U.N. High Commissioner for Human Rights Navi Pillay referred to the shelling of homes, schools, hospitals and U.N. premises, while insisting, “We cannot allow this impunity, we cannot allow this lack of accountability to go on.”
“None of this appears, to me, to be accidental,” Pillay said.
Pressure is coming from around the world over the growing civilian casualties in the conflict, which Israel says it tries to limit.
Chile, Peru, Brazil and Ecuador have pulled their ambassadors out of Tel Aviv to protest the Israeli offensive. Even the United States — an erstwhile ally of Israel — believes “the Israelis need to do more” to prevent civilian deaths, Pentagon spokesman Col. Steve Warren told reporters.
‘So much loss of life’
News of the planned cease-fire didn’t halt the violence. Almost immediately afterward, warning sirens went off around Israel — with its military announcing later it had intercepted one rocket from Gaza, while two others landed in the Mediterranean Sea.
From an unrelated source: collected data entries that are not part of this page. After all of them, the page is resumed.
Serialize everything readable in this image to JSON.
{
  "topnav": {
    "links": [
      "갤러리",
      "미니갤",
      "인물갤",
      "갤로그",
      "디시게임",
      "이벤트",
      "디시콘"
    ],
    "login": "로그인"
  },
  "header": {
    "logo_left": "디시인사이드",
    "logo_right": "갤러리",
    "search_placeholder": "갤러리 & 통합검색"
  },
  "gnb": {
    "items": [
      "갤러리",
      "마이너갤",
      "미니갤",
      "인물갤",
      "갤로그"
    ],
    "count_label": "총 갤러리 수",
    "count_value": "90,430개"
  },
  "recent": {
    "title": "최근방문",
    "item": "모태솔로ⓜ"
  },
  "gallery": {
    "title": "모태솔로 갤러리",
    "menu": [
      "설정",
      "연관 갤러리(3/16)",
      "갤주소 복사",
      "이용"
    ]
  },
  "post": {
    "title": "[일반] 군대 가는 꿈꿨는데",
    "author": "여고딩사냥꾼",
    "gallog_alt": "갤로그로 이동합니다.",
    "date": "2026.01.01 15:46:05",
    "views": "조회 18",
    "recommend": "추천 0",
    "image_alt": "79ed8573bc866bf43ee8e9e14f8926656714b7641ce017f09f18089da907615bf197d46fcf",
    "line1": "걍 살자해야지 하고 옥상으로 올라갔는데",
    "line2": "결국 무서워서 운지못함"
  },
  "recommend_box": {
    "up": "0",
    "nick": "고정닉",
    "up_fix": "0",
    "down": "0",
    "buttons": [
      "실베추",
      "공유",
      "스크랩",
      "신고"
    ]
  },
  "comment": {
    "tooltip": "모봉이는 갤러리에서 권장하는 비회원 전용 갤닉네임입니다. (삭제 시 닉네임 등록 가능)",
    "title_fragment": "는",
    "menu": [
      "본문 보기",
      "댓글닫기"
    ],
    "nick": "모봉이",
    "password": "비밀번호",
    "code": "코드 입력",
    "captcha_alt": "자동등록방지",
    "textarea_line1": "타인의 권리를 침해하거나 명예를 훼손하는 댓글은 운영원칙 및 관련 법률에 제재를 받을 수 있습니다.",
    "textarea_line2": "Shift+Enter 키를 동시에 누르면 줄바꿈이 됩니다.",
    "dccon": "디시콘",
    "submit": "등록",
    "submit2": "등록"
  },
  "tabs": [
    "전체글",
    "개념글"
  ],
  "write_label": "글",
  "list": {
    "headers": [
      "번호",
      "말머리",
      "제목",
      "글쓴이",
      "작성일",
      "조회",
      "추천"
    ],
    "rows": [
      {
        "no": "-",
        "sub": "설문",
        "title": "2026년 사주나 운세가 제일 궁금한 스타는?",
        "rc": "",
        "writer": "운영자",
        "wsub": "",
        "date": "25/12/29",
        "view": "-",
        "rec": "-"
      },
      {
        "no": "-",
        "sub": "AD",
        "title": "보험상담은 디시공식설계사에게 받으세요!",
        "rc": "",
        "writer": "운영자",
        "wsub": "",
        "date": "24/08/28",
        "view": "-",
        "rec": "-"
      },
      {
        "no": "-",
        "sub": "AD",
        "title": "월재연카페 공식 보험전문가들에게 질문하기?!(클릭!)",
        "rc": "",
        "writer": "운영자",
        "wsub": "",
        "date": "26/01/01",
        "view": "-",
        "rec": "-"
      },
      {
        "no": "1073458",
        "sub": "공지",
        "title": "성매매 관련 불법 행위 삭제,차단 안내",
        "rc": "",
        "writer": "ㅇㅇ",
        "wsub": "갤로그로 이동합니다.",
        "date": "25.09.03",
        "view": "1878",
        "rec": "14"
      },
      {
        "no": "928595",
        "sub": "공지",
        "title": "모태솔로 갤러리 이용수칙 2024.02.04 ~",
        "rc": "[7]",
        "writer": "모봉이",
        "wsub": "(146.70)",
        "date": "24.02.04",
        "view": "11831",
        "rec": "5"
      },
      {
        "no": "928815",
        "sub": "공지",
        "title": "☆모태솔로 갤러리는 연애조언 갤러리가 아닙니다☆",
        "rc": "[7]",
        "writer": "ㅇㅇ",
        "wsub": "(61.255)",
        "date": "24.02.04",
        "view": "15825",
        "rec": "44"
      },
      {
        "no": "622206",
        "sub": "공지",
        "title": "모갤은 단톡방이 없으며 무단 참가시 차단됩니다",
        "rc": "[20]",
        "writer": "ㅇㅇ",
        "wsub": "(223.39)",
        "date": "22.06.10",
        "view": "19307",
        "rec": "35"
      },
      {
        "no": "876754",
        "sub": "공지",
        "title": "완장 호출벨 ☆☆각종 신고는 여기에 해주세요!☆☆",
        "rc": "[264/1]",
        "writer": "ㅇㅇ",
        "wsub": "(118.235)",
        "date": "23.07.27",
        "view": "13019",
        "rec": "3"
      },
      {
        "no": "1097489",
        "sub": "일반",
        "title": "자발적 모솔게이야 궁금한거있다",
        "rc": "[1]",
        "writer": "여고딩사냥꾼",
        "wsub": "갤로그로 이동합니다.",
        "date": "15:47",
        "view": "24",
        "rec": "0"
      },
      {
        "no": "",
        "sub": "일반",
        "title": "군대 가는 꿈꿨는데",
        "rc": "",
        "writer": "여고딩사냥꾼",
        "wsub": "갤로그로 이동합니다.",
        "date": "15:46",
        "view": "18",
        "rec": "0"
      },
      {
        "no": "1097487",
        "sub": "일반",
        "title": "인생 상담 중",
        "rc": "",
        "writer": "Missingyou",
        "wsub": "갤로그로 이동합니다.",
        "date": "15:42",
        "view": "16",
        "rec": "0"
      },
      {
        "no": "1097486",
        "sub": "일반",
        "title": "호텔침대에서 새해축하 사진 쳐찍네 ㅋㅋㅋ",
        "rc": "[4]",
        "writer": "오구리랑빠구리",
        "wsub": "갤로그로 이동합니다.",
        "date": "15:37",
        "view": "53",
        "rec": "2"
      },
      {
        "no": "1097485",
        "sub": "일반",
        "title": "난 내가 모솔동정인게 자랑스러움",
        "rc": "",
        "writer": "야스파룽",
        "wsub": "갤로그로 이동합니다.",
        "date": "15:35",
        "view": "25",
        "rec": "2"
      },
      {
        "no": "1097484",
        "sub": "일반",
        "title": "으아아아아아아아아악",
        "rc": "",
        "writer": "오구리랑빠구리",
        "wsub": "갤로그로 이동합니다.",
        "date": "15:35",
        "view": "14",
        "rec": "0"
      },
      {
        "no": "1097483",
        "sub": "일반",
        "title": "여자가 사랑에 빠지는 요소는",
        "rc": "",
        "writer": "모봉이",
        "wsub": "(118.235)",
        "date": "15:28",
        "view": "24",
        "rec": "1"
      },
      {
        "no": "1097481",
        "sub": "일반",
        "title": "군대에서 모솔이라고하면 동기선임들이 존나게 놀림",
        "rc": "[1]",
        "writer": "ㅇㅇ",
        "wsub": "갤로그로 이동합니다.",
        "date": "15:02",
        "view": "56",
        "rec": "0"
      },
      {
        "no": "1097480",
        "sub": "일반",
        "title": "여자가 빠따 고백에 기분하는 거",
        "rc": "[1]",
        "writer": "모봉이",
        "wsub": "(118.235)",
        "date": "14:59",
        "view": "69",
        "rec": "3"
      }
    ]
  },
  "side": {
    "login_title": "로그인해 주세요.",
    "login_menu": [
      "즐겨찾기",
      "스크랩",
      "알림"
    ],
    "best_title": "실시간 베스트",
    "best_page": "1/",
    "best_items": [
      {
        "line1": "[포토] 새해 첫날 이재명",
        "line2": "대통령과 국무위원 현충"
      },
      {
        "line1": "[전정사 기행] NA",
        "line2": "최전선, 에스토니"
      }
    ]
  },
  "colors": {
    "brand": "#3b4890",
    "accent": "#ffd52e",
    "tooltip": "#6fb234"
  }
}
Israel has been protected from many of Hamas’ rockets by its Iron Dome defense system, though some have still hit populated areas. That includes a rocket that struck a neighborhood Thursday in Qiryat Gat, about 20 miles from Gaza, seriously injuring a man and setting a car afire, Israeli police said.
Three civilians have been killed in Israel since the conflict began, while many more have been forced to take shelter as rockets rained overhead. Sixty-one Israeli soldiers have been killed during the hostilities, with five of those deaths occurring Thursday evening.
In Gaza, the situation is dire.
Clean water is inaccessible for most. And some 3,600 people have lost their homes.
“We cannot supply electricity” for hospitals, sewage treatment or domestic use, said Fathi al-Sheikh Khalil, deputy chairman of the Palestinian Energy Natural Resources Authority in Gaza. “This is a disaster.”
Sakher Joham is among those Palestinians hoping for an end to the misery.
The violence forced him to flee his home, with his five children and “just the clothes on my back.”
“We are tired, and we have had so much loss of life,” Joham, 32, said of himself and fellow Palestinians. “We want to live with our children a life of dignity, like the rest of the world.”